- Born: Julie Skinner 1938 (age 87–88) Minneapolis, Minnesota, U.S.
- Education: Radcliffe College (BA) Columbia University (MA) University of Pittsburgh (PhD)
- Occupation: Academic
- Employer: B. F. Skinner Foundation
- Title: President
- Spouse: Ernest A. Vargas

= Julie Vargas =

American educator (born 1938)

Julie Vargas (2019)

Julie Skinner Vargas (born 1938) is an American educator who has written extensively on the science of behavior.

Vargas is the daughter of B.F. Skinner and is the president of the B. F. Skinner Foundation, in Cambridge, Massachusetts. She is an officer of The International Society for Behaviorology.

==Biography==
Vargas received a bachelor's degree in music from Radcliffe College, a master's degree in music education from Columbia University and a Ph.D. in educational research from the University of Pittsburgh. She was a faculty member at West Virginia University, where she and her husband, Ernest A. Vargas, taught for more than 30 years in the College of Human Resources and Education.

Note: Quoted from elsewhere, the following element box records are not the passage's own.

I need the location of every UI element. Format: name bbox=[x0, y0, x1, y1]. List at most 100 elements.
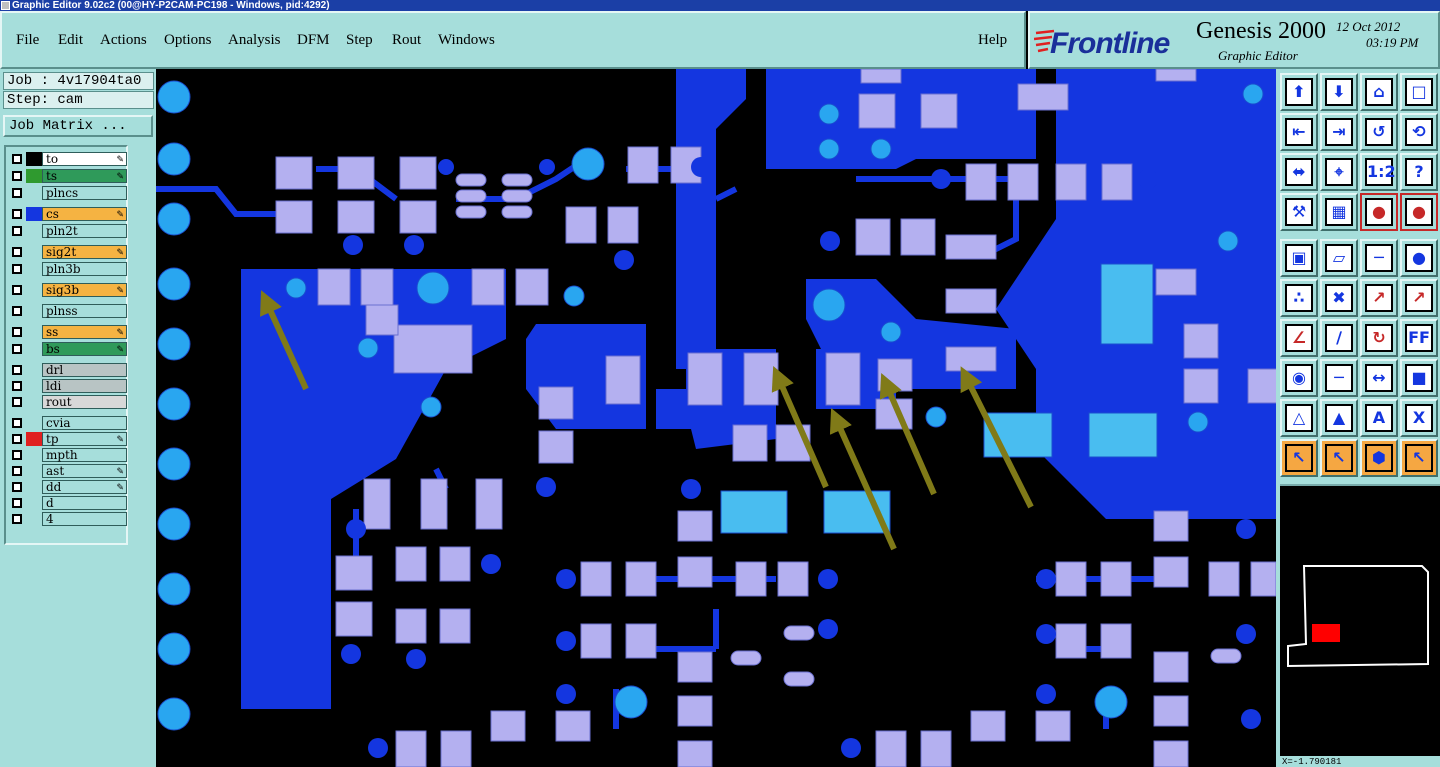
layer-checkbox[interactable] bbox=[12, 209, 22, 219]
layer-name[interactable]: cs ✎ bbox=[42, 207, 127, 221]
menu-actions[interactable]: Actions bbox=[100, 32, 147, 49]
layer-row-mpth[interactable]: mpth bbox=[9, 448, 127, 462]
select-octagon-icon[interactable]: ⬢ bbox=[1360, 439, 1398, 477]
menu-edit[interactable]: Edit bbox=[58, 32, 83, 49]
layer-row-ldi[interactable]: ldi bbox=[9, 379, 127, 393]
layer-name[interactable]: sig3b ✎ bbox=[42, 283, 127, 297]
home-icon[interactable]: ⌂ bbox=[1360, 73, 1398, 111]
pad-icon[interactable]: ◉ bbox=[1280, 359, 1318, 397]
net-red2-icon[interactable]: ● bbox=[1400, 193, 1438, 231]
scale-1-2-icon[interactable]: 1:2 bbox=[1360, 153, 1398, 191]
undo-arc-icon[interactable]: ↻ bbox=[1360, 319, 1398, 357]
menu-rout[interactable]: Rout bbox=[392, 32, 421, 49]
triangle-icon[interactable]: △ bbox=[1280, 399, 1318, 437]
layer-checkbox[interactable] bbox=[12, 327, 22, 337]
net-red-icon[interactable]: ● bbox=[1360, 193, 1398, 231]
select-net-icon[interactable]: ↖ bbox=[1400, 439, 1438, 477]
layer-name[interactable]: sig2t ✎ bbox=[42, 245, 127, 259]
layer-checkbox[interactable] bbox=[12, 482, 22, 492]
feature-icon[interactable]: ■ bbox=[1400, 359, 1438, 397]
layer-name[interactable]: pln2t bbox=[42, 224, 127, 238]
layer-name[interactable]: pln3b bbox=[42, 262, 127, 276]
layer-name[interactable]: cvia bbox=[42, 416, 127, 430]
select-box-icon[interactable]: ↖ bbox=[1320, 439, 1358, 477]
pan-left-icon[interactable]: ⇤ bbox=[1280, 113, 1318, 151]
menu-options[interactable]: Options bbox=[164, 32, 212, 49]
line-icon[interactable]: ∕ bbox=[1320, 319, 1358, 357]
layer-name[interactable]: ldi bbox=[42, 379, 127, 393]
center-icon[interactable]: ⌖ bbox=[1320, 153, 1358, 191]
zoom-home-icon[interactable]: ⬆ bbox=[1280, 73, 1318, 111]
triangle-a-icon[interactable]: A bbox=[1360, 399, 1398, 437]
ff-icon[interactable]: FF bbox=[1400, 319, 1438, 357]
grid-icon[interactable]: ▦ bbox=[1320, 193, 1358, 231]
help-icon[interactable]: ? bbox=[1400, 153, 1438, 191]
layer-name[interactable]: plnss bbox=[42, 304, 127, 318]
layer-checkbox[interactable] bbox=[12, 285, 22, 295]
arrow-red-icon[interactable]: ↗ bbox=[1360, 279, 1398, 317]
menu-dfm[interactable]: DFM bbox=[297, 32, 330, 49]
layer-row-cvia[interactable]: cvia bbox=[9, 416, 127, 430]
layer-name[interactable]: to ✎ bbox=[42, 152, 127, 166]
layer-row-plncs[interactable]: plncs bbox=[9, 186, 127, 200]
layer-name[interactable]: d bbox=[42, 496, 127, 510]
layer-row-sig3b[interactable]: sig3b ✎ bbox=[9, 283, 127, 297]
ruler-icon[interactable]: ─ bbox=[1360, 239, 1398, 277]
measure-icon[interactable]: ↔ bbox=[1360, 359, 1398, 397]
mirror-icon[interactable]: ↺ bbox=[1360, 113, 1398, 151]
polygon-icon[interactable]: ▱ bbox=[1320, 239, 1358, 277]
layer-name[interactable]: dd ✎ bbox=[42, 480, 127, 494]
layer-checkbox[interactable] bbox=[12, 418, 22, 428]
layer-name[interactable]: rout bbox=[42, 395, 127, 409]
select-icon[interactable]: ↖ bbox=[1280, 439, 1318, 477]
layer-name[interactable]: mpth bbox=[42, 448, 127, 462]
triangle-up-icon[interactable]: ▲ bbox=[1320, 399, 1358, 437]
layer-row-tp[interactable]: tp ✎ bbox=[9, 432, 127, 446]
zoom-in-icon[interactable]: ⬇ bbox=[1320, 73, 1358, 111]
rotate-icon[interactable]: ⟲ bbox=[1400, 113, 1438, 151]
pan-right-icon[interactable]: ⇥ bbox=[1320, 113, 1358, 151]
layer-name[interactable]: bs ✎ bbox=[42, 342, 127, 356]
layer-checkbox[interactable] bbox=[12, 154, 22, 164]
layer-color-chip[interactable] bbox=[26, 207, 42, 221]
layer-color-chip[interactable] bbox=[26, 432, 42, 446]
overview-minimap[interactable] bbox=[1280, 484, 1440, 756]
layer-row-4[interactable]: 4 bbox=[9, 512, 127, 526]
layer-name[interactable]: ss ✎ bbox=[42, 325, 127, 339]
zoom-window-icon[interactable]: □ bbox=[1400, 73, 1438, 111]
layer-row-pln3b[interactable]: pln3b bbox=[9, 262, 127, 276]
layer-row-ts[interactable]: ts ✎ bbox=[9, 169, 127, 183]
layer-checkbox[interactable] bbox=[12, 188, 22, 198]
layer-checkbox[interactable] bbox=[12, 344, 22, 354]
layer-name[interactable]: plncs bbox=[42, 186, 127, 200]
select-pad-icon[interactable]: ▣ bbox=[1280, 239, 1318, 277]
layer-checkbox[interactable] bbox=[12, 498, 22, 508]
layer-checkbox[interactable] bbox=[12, 397, 22, 407]
layer-checkbox[interactable] bbox=[12, 247, 22, 257]
layer-name[interactable]: tp ✎ bbox=[42, 432, 127, 446]
layer-row-to[interactable]: to ✎ bbox=[9, 152, 127, 166]
layer-checkbox[interactable] bbox=[12, 450, 22, 460]
arrow-red2-icon[interactable]: ↗ bbox=[1400, 279, 1438, 317]
layer-name[interactable]: ast ✎ bbox=[42, 464, 127, 478]
angle-icon[interactable]: ∠ bbox=[1280, 319, 1318, 357]
layer-row-bs[interactable]: bs ✎ bbox=[9, 342, 127, 356]
layer-name[interactable]: drl bbox=[42, 363, 127, 377]
layer-checkbox[interactable] bbox=[12, 365, 22, 375]
fit-icon[interactable]: ⬌ bbox=[1280, 153, 1318, 191]
layer-name[interactable]: ts ✎ bbox=[42, 169, 127, 183]
menu-file[interactable]: File bbox=[16, 32, 39, 49]
job-matrix-button[interactable]: Job Matrix ... bbox=[3, 115, 153, 137]
minus-icon[interactable]: ─ bbox=[1320, 359, 1358, 397]
cross-icon[interactable]: ✖ bbox=[1320, 279, 1358, 317]
layer-checkbox[interactable] bbox=[12, 264, 22, 274]
triangle-x-icon[interactable]: X bbox=[1400, 399, 1438, 437]
layer-checkbox[interactable] bbox=[12, 514, 22, 524]
layer-row-cs[interactable]: cs ✎ bbox=[9, 207, 127, 221]
menu-windows[interactable]: Windows bbox=[438, 32, 495, 49]
layer-checkbox[interactable] bbox=[12, 226, 22, 236]
layer-checkbox[interactable] bbox=[12, 381, 22, 391]
layer-color-chip[interactable] bbox=[26, 169, 42, 183]
menu-analysis[interactable]: Analysis bbox=[228, 32, 281, 49]
layer-row-sig2t[interactable]: sig2t ✎ bbox=[9, 245, 127, 259]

==Behaviorology: Skinner's new science==
Vargas has written that "What B. F. Skinner began is not an 'approach', 'view', 'discipline', 'field', or 'theory'. It was, and is, a science, differing from psychology in its dependent variables, its measurement system, its procedures, and its analytic framework". She and a number of her colleagues have given Skinner's science the name "behaviorology", which may be defined as the natural science of the behavior of organisms.

==Bibliography==
- Writing Worthwhile Behavioral Objectives, 1973, Harper & Row
- Behavioral Psychology for Teachers, 1977, Harper & Row
- Bernice Stewart, Julie S. Vargas (1990). "Teaching Behavior to Infants and Toddlers: A Manual for Caregivers and Parents"
- Vargas, Julie S. (2013). "Behavior Analysis for Effective Teaching"
- Vargas, Julie Skinner (1969). "Item Selection Techniques for Norm-referenced and Criterion-referenced Tests"

Her more recent publications have been articles, including two 2005 entries on B. F. Skinner in volumes I and III of The Encyclopedia of Behavior Modification and Cognitive Behavior Therapy, and Behavior Analysis for Effective Teaching. with Routledge, Taylor and Francis, 2012.